The thought of bringing them here filled me with a fierce, almost painful hope.
Yet, as I finished the last of the unloading and turned the truck's engine over, a shadow of doubt crept in. The practical businessman in me, the part that had built a successful company through careful planning and realistic assessment, refused to stay silent.
But what happens when the money runs out?
The question loomed large, its weight threatening to undermine the fragile optimism I had been nurturing. Jamie's bank accounts weren't infinite. Neither were Luke and Jamie's combined savings, whatever those amounted to. At some point, the supplies would stop coming. At some point, we would have to be truly self-sufficient — growing our own food, making our own tools, surviving without the lifeline that connected us to Earth's resources.

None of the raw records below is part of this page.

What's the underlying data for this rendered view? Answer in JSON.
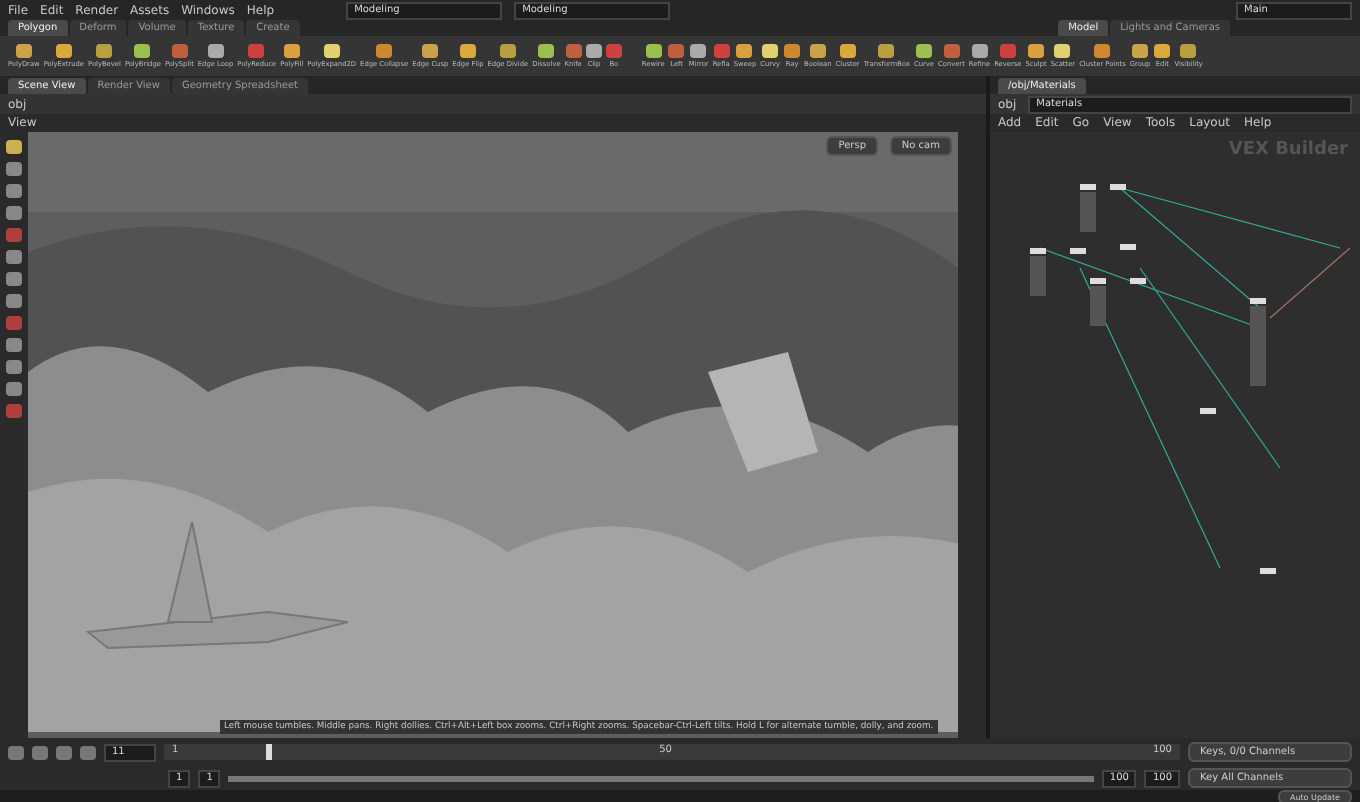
{
  "menu": [
    "File",
    "Edit",
    "Render",
    "Assets",
    "Windows",
    "Help"
  ],
  "desktops": [
    "Modeling",
    "Modeling"
  ],
  "context": "Main",
  "shelf_tabs": [
    {
      "label": "Polygon",
      "selected": true
    },
    {
      "label": "Deform",
      "selected": false
    },
    {
      "label": "Volume",
      "selected": false
    },
    {
      "label": "Texture",
      "selected": false
    },
    {
      "label": "Create",
      "selected": false
    }
  ],
  "shelf_tabs_right": [
    {
      "label": "Model",
      "selected": true
    },
    {
      "label": "Lights and Cameras",
      "selected": false
    }
  ],
  "tools": [
    "PolyDraw",
    "PolyExtrude",
    "PolyBevel",
    "PolyBridge",
    "PolySplit",
    "Edge Loop",
    "PolyReduce",
    "PolyFill",
    "PolyExpand2D",
    "Edge Collapse",
    "Edge Cusp",
    "Edge Flip",
    "Edge Divide",
    "Dissolve",
    "Knife",
    "Clip",
    "Bo"
  ],
  "tools_right": [
    "Rewire",
    "Left",
    "Mirror",
    "Refla",
    "Sweep",
    "Curvy",
    "Ray",
    "Boolean",
    "Cluster",
    "TransformBox",
    "Curve",
    "Convert",
    "Refine",
    "Reverse",
    "Sculpt",
    "Scatter",
    "Cluster Points",
    "Group",
    "Edit",
    "Visibility"
  ],
  "pane_tabs": [
    {
      "label": "Scene View",
      "selected": true
    },
    {
      "label": "Render View",
      "selected": false
    },
    {
      "label": "Geometry Spreadsheet",
      "selected": false
    }
  ],
  "path": "obj",
  "viewport": {
    "label": "View",
    "camera": "Persp",
    "display": "No cam",
    "hint": "Left mouse tumbles. Middle pans. Right dollies. Ctrl+Alt+Left box zooms. Ctrl+Right zooms. Spacebar-Ctrl-Left tilts. Hold L for alternate tumble, dolly, and zoom."
  },
  "network": {
    "tab": "/obj/Materials",
    "path": "obj",
    "node": "Materials",
    "menu": [
      "Add",
      "Edit",
      "Go",
      "View",
      "Tools",
      "Layout",
      "Help"
    ],
    "title": "VEX Builder"
  },
  "timeline": {
    "frame": "11",
    "ticks": [
      "1",
      "50",
      "100"
    ],
    "start": "1",
    "start2": "1",
    "end": "100",
    "end2": "100",
    "level": 0.1,
    "range": {
      "level": 1
    }
  },
  "keys": "Keys, 0/0 Channels",
  "key_all": "Key All Channels",
  "auto_update": "Auto Update"
}
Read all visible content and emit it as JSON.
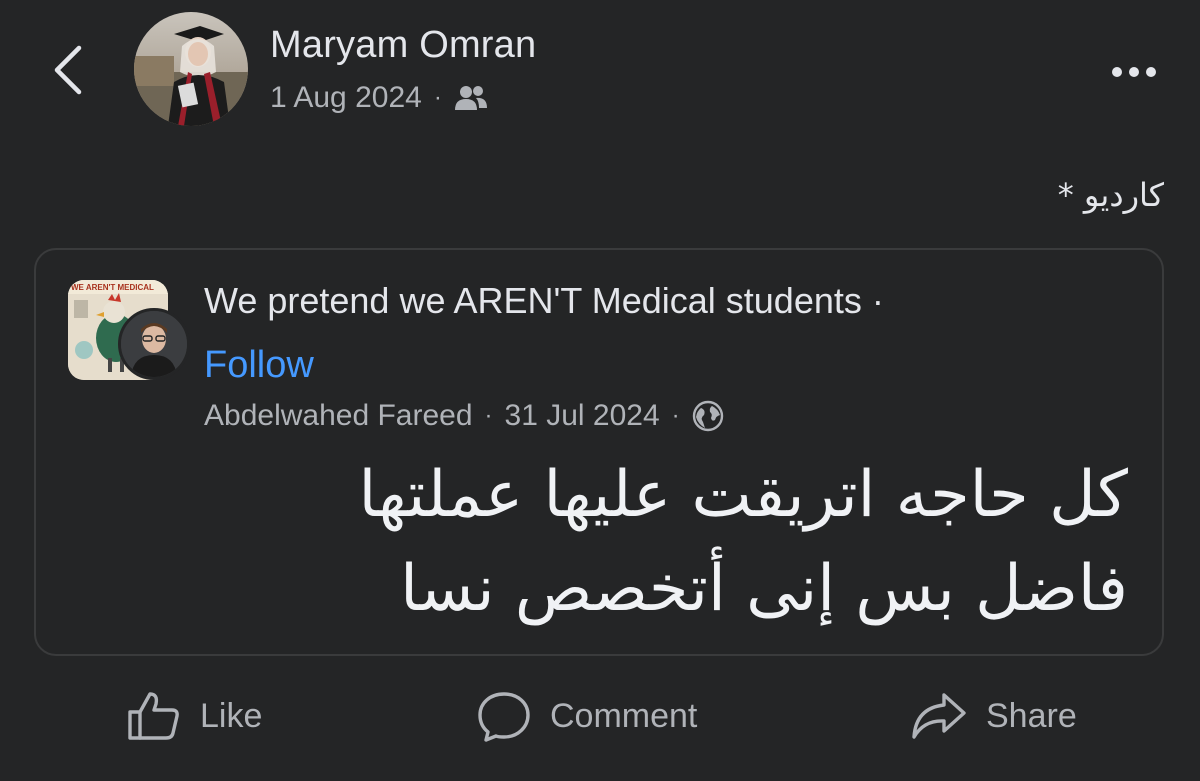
{
  "header": {
    "author_name": "Maryam Omran",
    "date": "1 Aug 2024",
    "separator": "·",
    "audience_icon": "friends-icon",
    "back_icon": "chevron-left-icon",
    "more_icon": "more-horizontal-icon"
  },
  "post": {
    "caption": "كارديو *"
  },
  "shared_post": {
    "group_name": "We pretend we AREN'T Medical students ·",
    "follow_label": "Follow",
    "group_avatar_text": "WE AREN'T MEDICAL",
    "author": "Abdelwahed Fareed",
    "separator": "·",
    "date": "31 Jul 2024",
    "privacy_icon": "globe-icon",
    "text_line_1": "كل حاجه اتريقت عليها عملتها",
    "text_line_2": "فاضل بس إنى أتخصص نسا"
  },
  "actions": {
    "like_label": "Like",
    "comment_label": "Comment",
    "share_label": "Share"
  },
  "colors": {
    "background": "#242526",
    "primary_text": "#e4e6eb",
    "secondary_text": "#b0b3b8",
    "link": "#4599ff",
    "card_border": "#3a3b3c"
  }
}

I pushed the thought aside with a physical shake of my head, unwilling to succumb to the fear of uncertainty. Not today. Today was for building. Today was for believing.
Luke's creative. I reassured myself with a firm nod, as if the gesture could make the words more true. He'll figure it out.
With a sense of resolve that felt more solid than it had any right to, I manoeuvred the truck between the two stacks of entrance rocks, and positioned the vehicle next to where the Portal had been, ready for Luke's collection whenever he returned. If he returned. When he returned.
The correction was automatic, almost aggressive. When.